Dr Gallego-Sala: Climatic regulation of the peatland carbon sink during the last millennium

Abstract

Peatland ecosystems currently store more carbon than that contained in all of the world’s vegetation. The carbon sink potential of peatlands depends on the opposing processes of carbon uptake by vegetation and microbial decomposition of plant matter. The rates of both these processes will increase with warming and a key question is which of these will dominate the overall response of the global peatland carbon sink to future climate change. In this seminar, I will describe a new global data set of peatland carbon accumulation rates over the last millennium that we have used to examine the relationship between carbon accumulation rates and climate

Speaker

Dr Angela Gallego-Sala is a biogeochemist with expertise in climatic regulation of peatland function and extent and of methane emissions from peatlands. My broader interests are on greenhouse gas balances, integrity of carbon stores, peatland conservation and tropical peatlands. My strength lies in fusing field and laboratory methods with modelling. I am currently funded by a water company (South West Water) to monitor methane in restored peatlands, by NERC on tipping points in the UK landscape (including peatlands).
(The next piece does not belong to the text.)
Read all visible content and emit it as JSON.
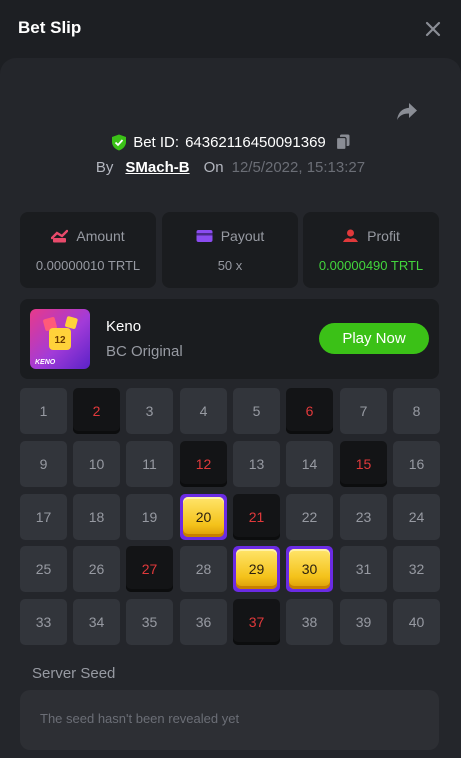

I have just completed a NERC-funded project entitled “Peatlands and the global carbon cycle during the past millennium: an assessment using observations and models”. I previously worked in Lund, Sweden, modelling the dynamic interactions of fire, vegetation, climate and human population in Mediterranean areas as part of the FUME European project. Earlier on, I worked at the University of Bristol, on a project entitled “Climate Change and the Uplands” commissioned by the Environment Agency, to study the implications of climate change for peatland soils in the UK and the effects on ecosystem services including carbon storage, flooding and water quality. During my PhD (NERC CASE funded) I investigated the temperature effects on methane production in peatlands. 

 

Dr Ted Feldpausch: Fires, forests, and farms: linking pre-Columbian Amazonian legacies to modern forests

Abstract

Amazonian forests are an important reservoir of above and belowground carbon and species diversity. Presently, these forests are undergoing rapid conversion to agriculture and an increase in fire. There is an ongoing debate on the degree and scale of historical centennial-scale land-use and fire in Amazonia. This uncertainty limits our ability to understand drivers of the current Amazon Basin carbon sink and to conserve and manage forests. This talk evaluates the interaction between pyrogenic carbon and soils in Amazonia and whether the persistent effect of landscape use in Amazon Dark Earths (terra preta soil) resulted in long-term legacies in forest vegetation. The study examines the regional variation and drivers of differences in soil chemistry and pyrogenic carbon, the potential fire legacy effects in old-growth forests, and using field data from ADE and non-ADE sites evaluates the role of pre-Columbian land-use on forest structure and floristic composition.

Speaker

Dr Ted Feldpausch is a Senior Lecturer in Geography at the University of Exeter and an affiliated professor at the National Institute for Amazonian Research (INPA) and UNEMAT, Brazil. He was a post-doc at the University of Leeds, UK under several NERC projects studying the drivers of change in pantropical forests and savannas, assisting in the development of the Amazon Forest Inventory Network (RAINFOR). He completed his MSc and PhD in forest ecology and soil science at Cornell University studying secondary forests and logging under the Large-scale Biosphere-Atmosphere Experiment in Amazonia. He currently leads two NERC grants in Amazonia and Colombia examining long-term forest response to fire, changing climate, and anthropogenic disturbance and is also evaluating the effect of lighting on forests in Africa.